Michelle Usher told prosecuting counsel Shane Costelloe SC that she thought it was a joke until she heard a third shot and her partner Alan O'Neill screamed out in pain.
The witness was giving evidence in the trial of Warren Nolan (22) of Rowlagh Park in Clondalkin who has pleaded not guilty to Mr O'Neill's murder at Kiltalown Road, Tallaght on May 27, 2015.
Mr Nolan also pleaded not guilty to damaging a car by fire at Belfry Square in Tallaght on the same date.
Ms Usher told Mr Costelloe that in May 2015 she was preparing to finish a university degree course while Mr O'Neill (35), a painter and decorator by trade, was due to start a course in personal training.
She had one child with Mr O'Neill and he was a father figure to all three of her children.
That evening Mr O'Neill had been to the gym, came home and then went out again to give Ms Usher's brother a lift home.
Ms Usher was in her living room when she saw Mr O'Neill's car arrive back and park on the driveway, followed by a people carrier that stopped on the road at the entrance to the driveway. Mr O'Neill got out of his car and the lights flashed as he pressed the alarm button.
When Ms Usher saw the second car stop she leaned closer to the window as she thought it "peculiar".
Then a "dark figure" came in to the garden. He looked like a "young fella" and so when she heard two "really loud bangs" she thought it was a joke until, as she opened the door, she heard another bang, saw a blue flash and a black gun in the dark figure's hand followed by Mr O'Neill screaming out in pain.
Ms Usher caught hold of him and brought him in the doorway to the living room while another shot smashed the window of the hall door.
She said: "Everything happened so quickly and I just didn't believe what was going on."
She saw the figure with the gun run out of the garden and get back in the people carrier which then "took off".
By his posture and movements she thought he was a "young boy" or a "teenager" but she didn't see his face.
He was dressed in dark clothing and she couldn't remember if he had something covering his face. Alan was pale and seemed to be having a fit.
He told her to call an ambulance and make sure the children stayed in bed. Her neighbour Stephen O'Connell arrived and, seeing Ms Usher in "hysterics" he took the phone and followed the paramedic's instructions until an ambulance arrived.
Defence counsel Michael Bowman SC suggested to the witness that her recollection of seeing a young boy or teenager was influenced by media reports that two teenagers had been arrested in the aftermath of the shooting.
She said she was not reading newspapers at the time as she was "traumatised" and was more concerned with looking after her children.
Earlier the jury heard Mr Costelloe's opening speech in which he said that the accused was arrested after a woman smoking a cigarette on her balcony alerted gardai to a suspicious car.
Around the time of the shooting described by Ms Usher, a woman in another part of Tallaght was smoking a cigarette on her balcony when she noticed a car driving in an erratic way.
She thought it suspicious so she called gardai who responded quickly and were talking to the driver of that car when they saw, close by, another car go up in flames.
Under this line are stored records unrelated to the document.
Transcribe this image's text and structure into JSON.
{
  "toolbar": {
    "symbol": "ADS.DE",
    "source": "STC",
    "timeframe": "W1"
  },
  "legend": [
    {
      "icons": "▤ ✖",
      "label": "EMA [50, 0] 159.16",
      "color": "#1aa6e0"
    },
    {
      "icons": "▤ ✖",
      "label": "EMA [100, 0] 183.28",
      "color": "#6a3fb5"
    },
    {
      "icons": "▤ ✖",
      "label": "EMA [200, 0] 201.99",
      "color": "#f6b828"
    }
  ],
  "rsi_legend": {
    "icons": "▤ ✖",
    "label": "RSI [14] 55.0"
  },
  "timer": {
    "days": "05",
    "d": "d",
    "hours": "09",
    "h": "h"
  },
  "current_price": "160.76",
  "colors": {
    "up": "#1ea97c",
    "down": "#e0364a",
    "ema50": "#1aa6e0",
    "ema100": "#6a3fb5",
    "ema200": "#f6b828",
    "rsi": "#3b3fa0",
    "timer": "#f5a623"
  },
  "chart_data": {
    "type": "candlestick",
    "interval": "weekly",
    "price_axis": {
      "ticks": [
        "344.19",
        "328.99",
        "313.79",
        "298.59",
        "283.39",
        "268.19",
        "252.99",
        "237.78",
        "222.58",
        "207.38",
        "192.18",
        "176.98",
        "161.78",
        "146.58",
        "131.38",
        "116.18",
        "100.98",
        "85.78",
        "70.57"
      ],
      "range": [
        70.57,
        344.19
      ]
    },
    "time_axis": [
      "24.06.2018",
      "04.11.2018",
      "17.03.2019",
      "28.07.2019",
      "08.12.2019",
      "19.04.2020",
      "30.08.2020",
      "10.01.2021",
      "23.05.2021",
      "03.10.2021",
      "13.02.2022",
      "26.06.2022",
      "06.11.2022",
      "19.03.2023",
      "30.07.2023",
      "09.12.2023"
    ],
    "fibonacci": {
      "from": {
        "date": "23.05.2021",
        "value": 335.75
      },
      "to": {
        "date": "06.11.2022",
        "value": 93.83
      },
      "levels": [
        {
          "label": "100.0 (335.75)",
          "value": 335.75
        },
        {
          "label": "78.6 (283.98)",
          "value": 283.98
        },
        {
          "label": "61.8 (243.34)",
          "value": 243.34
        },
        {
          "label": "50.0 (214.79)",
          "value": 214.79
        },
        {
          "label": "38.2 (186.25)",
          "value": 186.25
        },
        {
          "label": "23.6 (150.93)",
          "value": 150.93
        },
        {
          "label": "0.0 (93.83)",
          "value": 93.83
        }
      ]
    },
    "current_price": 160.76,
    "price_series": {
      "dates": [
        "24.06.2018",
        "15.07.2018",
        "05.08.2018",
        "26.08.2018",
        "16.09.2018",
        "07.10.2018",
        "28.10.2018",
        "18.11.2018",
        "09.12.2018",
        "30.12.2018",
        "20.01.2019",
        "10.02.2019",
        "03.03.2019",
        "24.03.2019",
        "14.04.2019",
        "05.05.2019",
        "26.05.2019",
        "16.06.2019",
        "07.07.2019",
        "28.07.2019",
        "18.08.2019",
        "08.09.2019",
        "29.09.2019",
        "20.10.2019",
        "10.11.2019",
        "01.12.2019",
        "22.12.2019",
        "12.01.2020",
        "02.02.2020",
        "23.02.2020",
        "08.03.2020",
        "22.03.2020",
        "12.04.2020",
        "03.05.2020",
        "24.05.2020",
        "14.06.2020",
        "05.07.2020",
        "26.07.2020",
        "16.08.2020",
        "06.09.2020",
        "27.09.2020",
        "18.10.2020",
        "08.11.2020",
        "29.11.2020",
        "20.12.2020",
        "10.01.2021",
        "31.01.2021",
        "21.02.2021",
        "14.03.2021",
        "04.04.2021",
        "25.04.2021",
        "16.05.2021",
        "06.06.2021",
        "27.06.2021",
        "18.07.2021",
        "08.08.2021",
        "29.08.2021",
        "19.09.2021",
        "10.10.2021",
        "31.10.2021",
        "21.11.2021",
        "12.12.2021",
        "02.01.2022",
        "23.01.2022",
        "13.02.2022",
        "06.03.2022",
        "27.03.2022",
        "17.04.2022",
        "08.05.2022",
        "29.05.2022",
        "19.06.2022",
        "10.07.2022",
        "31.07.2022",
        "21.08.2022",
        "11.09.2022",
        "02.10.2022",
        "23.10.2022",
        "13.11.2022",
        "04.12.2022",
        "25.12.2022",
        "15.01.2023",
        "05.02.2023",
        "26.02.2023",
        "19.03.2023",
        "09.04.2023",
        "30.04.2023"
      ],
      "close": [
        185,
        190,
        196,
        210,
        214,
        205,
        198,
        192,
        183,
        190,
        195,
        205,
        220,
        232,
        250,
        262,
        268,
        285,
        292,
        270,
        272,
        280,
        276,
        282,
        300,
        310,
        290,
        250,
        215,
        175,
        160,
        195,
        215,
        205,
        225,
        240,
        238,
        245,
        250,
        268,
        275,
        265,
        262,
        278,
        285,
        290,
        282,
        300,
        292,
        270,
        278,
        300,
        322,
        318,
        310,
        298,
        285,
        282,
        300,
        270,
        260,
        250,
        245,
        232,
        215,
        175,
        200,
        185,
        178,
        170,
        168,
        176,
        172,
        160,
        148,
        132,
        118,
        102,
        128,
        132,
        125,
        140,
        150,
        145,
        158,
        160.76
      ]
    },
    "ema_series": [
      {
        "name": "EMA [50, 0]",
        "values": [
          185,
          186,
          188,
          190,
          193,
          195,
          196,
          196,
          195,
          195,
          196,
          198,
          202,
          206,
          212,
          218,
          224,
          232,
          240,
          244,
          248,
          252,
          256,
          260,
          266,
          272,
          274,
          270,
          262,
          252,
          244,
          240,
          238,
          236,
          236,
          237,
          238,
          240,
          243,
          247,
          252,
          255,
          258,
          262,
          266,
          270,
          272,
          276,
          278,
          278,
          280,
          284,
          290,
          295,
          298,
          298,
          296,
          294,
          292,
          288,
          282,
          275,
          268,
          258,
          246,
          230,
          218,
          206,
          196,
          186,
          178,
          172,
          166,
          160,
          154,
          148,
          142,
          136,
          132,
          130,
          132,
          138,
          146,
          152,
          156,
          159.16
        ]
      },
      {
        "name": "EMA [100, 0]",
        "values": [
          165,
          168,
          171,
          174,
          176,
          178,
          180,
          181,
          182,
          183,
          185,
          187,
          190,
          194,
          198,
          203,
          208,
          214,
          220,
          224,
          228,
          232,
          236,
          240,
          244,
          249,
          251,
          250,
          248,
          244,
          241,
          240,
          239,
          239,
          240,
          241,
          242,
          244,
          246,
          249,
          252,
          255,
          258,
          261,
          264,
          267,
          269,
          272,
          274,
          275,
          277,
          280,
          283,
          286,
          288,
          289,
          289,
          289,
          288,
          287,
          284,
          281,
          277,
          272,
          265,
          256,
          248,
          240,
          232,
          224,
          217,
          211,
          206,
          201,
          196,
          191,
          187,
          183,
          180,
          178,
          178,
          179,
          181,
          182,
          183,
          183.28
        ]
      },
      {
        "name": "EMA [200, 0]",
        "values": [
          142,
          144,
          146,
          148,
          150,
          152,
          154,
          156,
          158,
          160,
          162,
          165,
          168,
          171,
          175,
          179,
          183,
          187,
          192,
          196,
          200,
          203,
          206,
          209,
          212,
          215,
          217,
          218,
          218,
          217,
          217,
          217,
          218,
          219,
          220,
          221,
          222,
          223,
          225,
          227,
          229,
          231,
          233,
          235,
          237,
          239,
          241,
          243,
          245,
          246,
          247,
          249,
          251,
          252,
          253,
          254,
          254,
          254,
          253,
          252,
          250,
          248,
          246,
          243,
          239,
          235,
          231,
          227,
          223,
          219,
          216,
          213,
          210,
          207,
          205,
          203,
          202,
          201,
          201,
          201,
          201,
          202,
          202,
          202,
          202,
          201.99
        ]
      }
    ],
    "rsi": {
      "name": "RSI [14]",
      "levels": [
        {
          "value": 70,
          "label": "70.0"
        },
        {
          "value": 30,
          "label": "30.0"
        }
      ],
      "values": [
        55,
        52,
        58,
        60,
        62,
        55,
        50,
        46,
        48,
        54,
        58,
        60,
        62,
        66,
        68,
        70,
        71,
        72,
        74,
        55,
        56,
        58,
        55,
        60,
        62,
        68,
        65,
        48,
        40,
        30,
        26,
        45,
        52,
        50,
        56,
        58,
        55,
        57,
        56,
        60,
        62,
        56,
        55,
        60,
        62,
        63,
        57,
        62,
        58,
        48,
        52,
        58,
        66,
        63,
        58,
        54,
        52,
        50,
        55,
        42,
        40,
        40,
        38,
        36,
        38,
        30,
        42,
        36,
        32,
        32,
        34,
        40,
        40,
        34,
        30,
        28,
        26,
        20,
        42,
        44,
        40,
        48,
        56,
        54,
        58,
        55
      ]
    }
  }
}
It is the State's case, counsel said, that the burnt out car is the one used in the shooting and that the accused, having shot Mr O'Neill, burned it out.
He said two people who had been in the now burnt-out car walked towards where gardai were talking to the driver of the suspicious car but when they noticed gardai they ran. One of them got away but the other, Mr Nolan, was arrested.
The jury will hear evidence that gardai found gloves on Mr Nolan's person which, when analysed by a forensic scientist, were shown to have gunshot residue on them.
The trial continues in front of Justice Paul McDermott and a jury of six women and six men.